Frickin’ Andy Slater is just a crazy man, a lot of people had trouble with him. He’s a very… He’s got his issues, you know? He’s talented, but he is difficult, and he really pushed a lot of people into a corner. I don’t know if you recall, but there was sort of an anonymous mutiny where a lot of the executives anonymously wrote to “Page Six.” 

When was that?

That was like three years ago? It was just very difficult. Disagreeing with him was very difficult, [he] was very convinced that his way was the right way. And, you know, underneath it all he’s got great ideas, he’s got great taste, so you try to work with him. But it’s one of those things where I was very bitter about how that ended up being.

Funstyle seems to be you having fun with your image, being slighted by the industry and maybe a statement about how the industry treats a woman in her forties, whereas on Somebody’s Miracle, you sang more about the young eager chicks coming to take your turf. Which is the tougher place to be in: the established woman in her thirties and forties considered a bit past it or the young nubile just trying to break in?

Just tryin’ to break in because, joke as I might, I have a lot of…

You have cachet now.

Yeah, I can get in places. I can talk to talented people. I have the luxury of working with people I actually like. And I think in your early days you’re much more susceptible to being manipulated. You don’t know what you can and can’t get away with. You don’t know. I found my early part of my career very bewildering and frightening.
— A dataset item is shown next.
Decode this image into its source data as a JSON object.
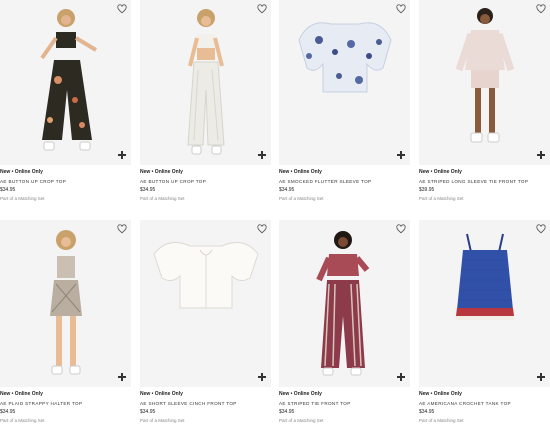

You released the record on your website back in July. Why the proper release now on Rocket Science Ventures?

We always intended to do that. I have this new sort of formulation since the record business is so dismantled; I feel like now is the opportunity for people to try out a different template of their own, you know? I’ve always wanted to have one that reflects the way I feel creativity moves, which is a growing thing. So the idea was: you don’t spend more than you have and you just keep growing

Ideally, I’d like to be working [on] this record next August if I could. That would be really lucky for me ’cause I just want it to keep getting bigger, in a growth way, rather than it being like, “Let’s put all our money into the first week and get everything all ready for this big blast to go out to everybody, and it’s Funstyle!” To me, that just doesn’t feel natural. What feels natural to me is to keep incrementally adding as you gain. I’m trying to do it differently than music has been done a little bit before. Business-wise, I’m tryin’ to do it differently and see if there can be a closer connection between the listeners and me. This is just my way of doing it, I’m sure it seems strange, but it is different.

Ever since they had the big merger back in ’98 and with the advent of online music, it is different now. Anybody can get on the Internet and put out an album. It’s kind of neat, but it’s harder to make money now.

It’s very hard to make money, but it is cool that everybody can do it. I think it gives you a totally different freedom. It becomes what music probably once was. Before we had TV and telephones and movie theaters, everyone played music. That’s what you would do after dinner; you would all get together and play music. You know, everybody did it. I think there’s a little bit of that popping up again and I think that’s a good thing. I think that’s positive. Now you just gotta figure out how to make a living.     F

Funstyle is out now on Rocket Science Records.